The Node.metadata() method is returning a copy of the node’s metadata in the 
form of a dictionary (presumably assembled from the underlying 
DDImage::MetaData::Bundle object every time the method is called). The 
dictionary object is not actually directly associated with the node, and is in 
no way stored with the node itself.

-Nathan



From: Christopher Horvath 
Sent: Thursday, January 26, 2012 10:18 AM
To: Nuke Python discussion 
Subject: [Nuke-python] Storing blind user data on nodes with Python

Hello Again, Nuke!

Is there a way to create an instance of a Python object and have it be 
persistently stored with a node instance? I was thinking I could just add the 
instance to the node's metadata, which seems to be just a python dictionary, 
and therefore capable of storing any Python object. However, I wasn't sure if 
the dictionary was created on the fly as a mirror of some internal, 
non-pythonic representation. Also, metadata seems to be copied from one node to 
the next, which could be confusing with respect to this unusual usage of it.

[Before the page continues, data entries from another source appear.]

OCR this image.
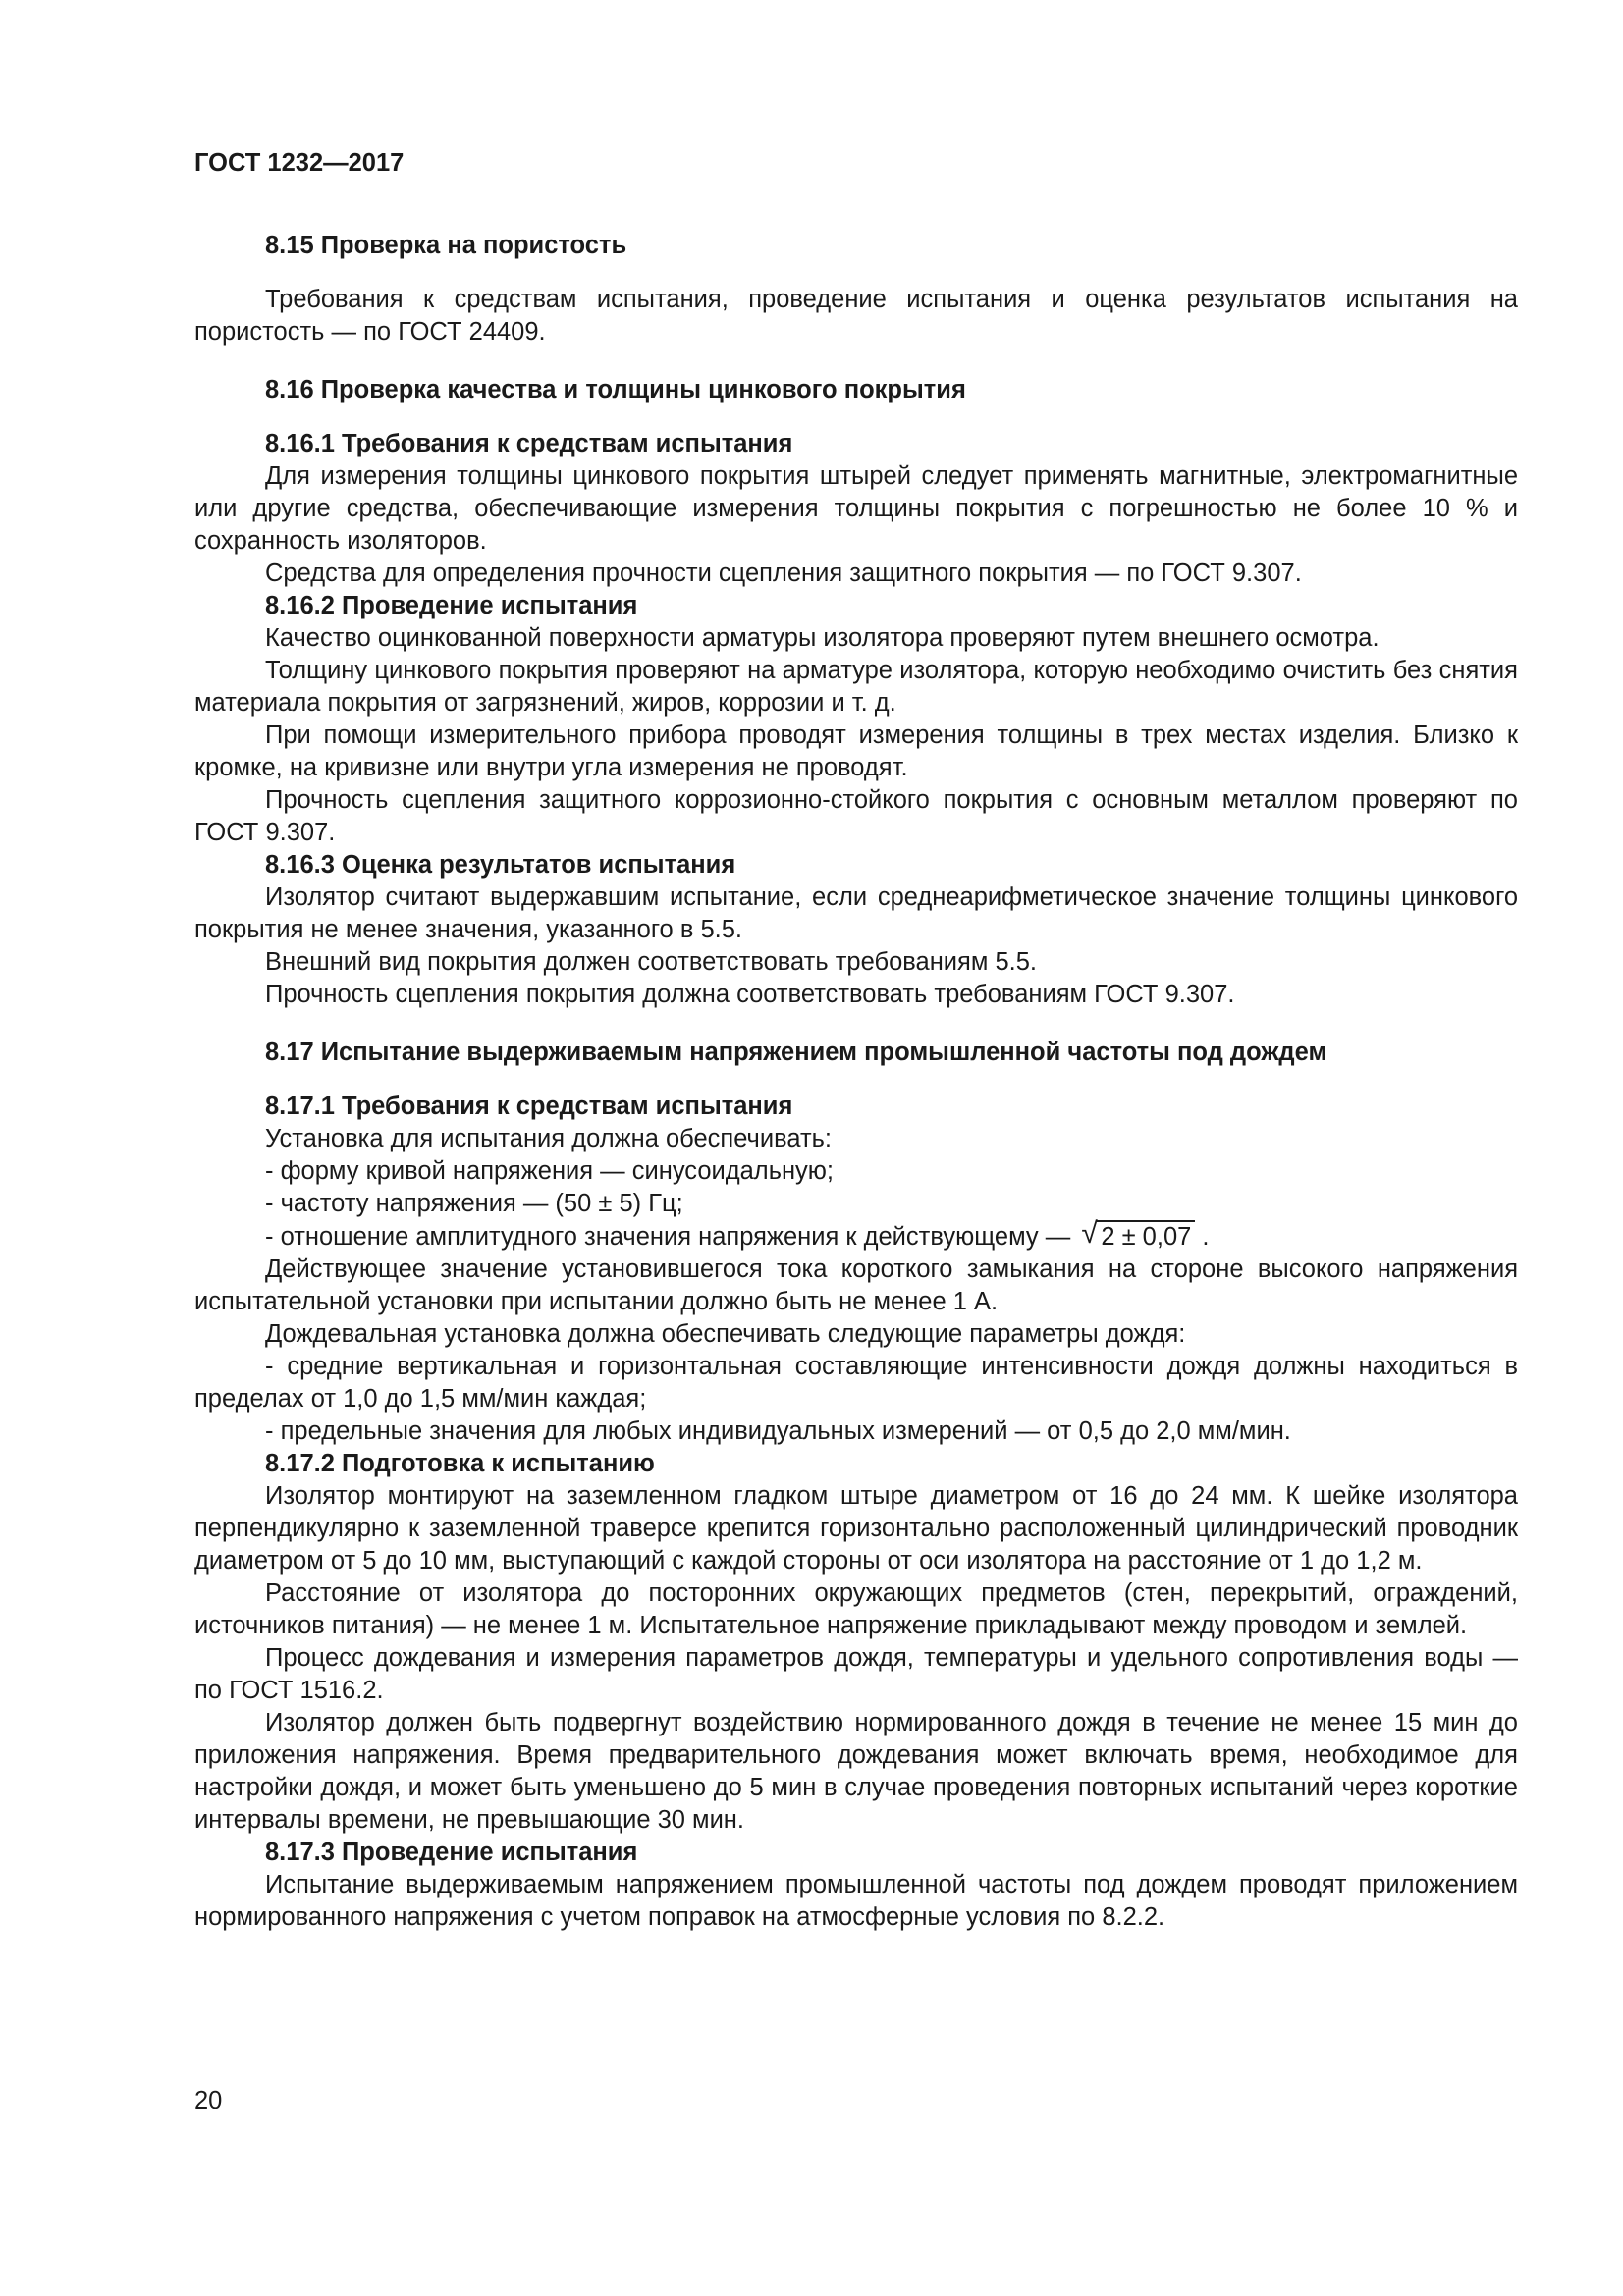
ГОСТ 1232—2017

8.15 Проверка на пористость

Требования к средствам испытания, проведение испытания и оценка результатов испытания на пористость — по ГОСТ 24409.

8.16 Проверка качества и толщины цинкового покрытия

8.16.1 Требования к средствам испытания

Для измерения толщины цинкового покрытия штырей следует применять магнитные, электромагнитные или другие средства, обеспечивающие измерения толщины покрытия с погрешностью не более 10 % и сохранность изоляторов.

Средства для определения прочности сцепления защитного покрытия — по ГОСТ 9.307.

8.16.2 Проведение испытания

Качество оцинкованной поверхности арматуры изолятора проверяют путем внешнего осмотра.

Толщину цинкового покрытия проверяют на арматуре изолятора, которую необходимо очистить без снятия материала покрытия от загрязнений, жиров, коррозии и т. д.

При помощи измерительного прибора проводят измерения толщины в трех местах изделия. Близко к кромке, на кривизне или внутри угла измерения не проводят.

Прочность сцепления защитного коррозионно-стойкого покрытия с основным металлом проверяют по ГОСТ 9.307.

8.16.3 Оценка результатов испытания

Изолятор считают выдержавшим испытание, если среднеарифметическое значение толщины цинкового покрытия не менее значения, указанного в 5.5.

Внешний вид покрытия должен соответствовать требованиям 5.5.

Прочность сцепления покрытия должна соответствовать требованиям ГОСТ 9.307.

8.17 Испытание выдерживаемым напряжением промышленной частоты под дождем

8.17.1 Требования к средствам испытания

Установка для испытания должна обеспечивать:

- форму кривой напряжения — синусоидальную;

- частоту напряжения — (50 ± 5) Гц;

- отношение амплитудного значения напряжения к действующему — √ 2 ± 0,07 .

Действующее значение установившегося тока короткого замыкания на стороне высокого напряжения испытательной установки при испытании должно быть не менее 1 А.

Дождевальная установка должна обеспечивать следующие параметры дождя:

- средние вертикальная и горизонтальная составляющие интенсивности дождя должны находиться в пределах от 1,0 до 1,5 мм/мин каждая;

- предельные значения для любых индивидуальных измерений — от 0,5 до 2,0 мм/мин.

8.17.2 Подготовка к испытанию

Изолятор монтируют на заземленном гладком штыре диаметром от 16 до 24 мм. К шейке изолятора перпендикулярно к заземленной траверсе крепится горизонтально расположенный цилиндрический проводник диаметром от 5 до 10 мм, выступающий с каждой стороны от оси изолятора на расстояние от 1 до 1,2 м.

Расстояние от изолятора до посторонних окружающих предметов (стен, перекрытий, ограждений, источников питания) — не менее 1 м. Испытательное напряжение прикладывают между проводом и землей.

Процесс дождевания и измерения параметров дождя, температуры и удельного сопротивления воды — по ГОСТ 1516.2.

Изолятор должен быть подвергнут воздействию нормированного дождя в течение не менее 15 мин до приложения напряжения. Время предварительного дождевания может включать время, необходимое для настройки дождя, и может быть уменьшено до 5 мин в случае проведения повторных испытаний через короткие интервалы времени, не превышающие 30 мин.

8.17.3 Проведение испытания

Испытание выдерживаемым напряжением промышленной частоты под дождем проводят приложением нормированного напряжения с учетом поправок на атмосферные условия по 8.2.2.

20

I have a python class (which, sadly, I don't have a C++ version of ) which 
carries some moderately expensive state with it that I need to use to compute 
parameter data for the node. I'd like to be able to create an instance of this 
class and stick it onto the node (like UserData on Widgets in Xt). Can I do 
this?

Chris



-- 
I think this situation absolutely requires that a really futile and stupid 
gesture be done on somebody's part. And we're just the guys to do it.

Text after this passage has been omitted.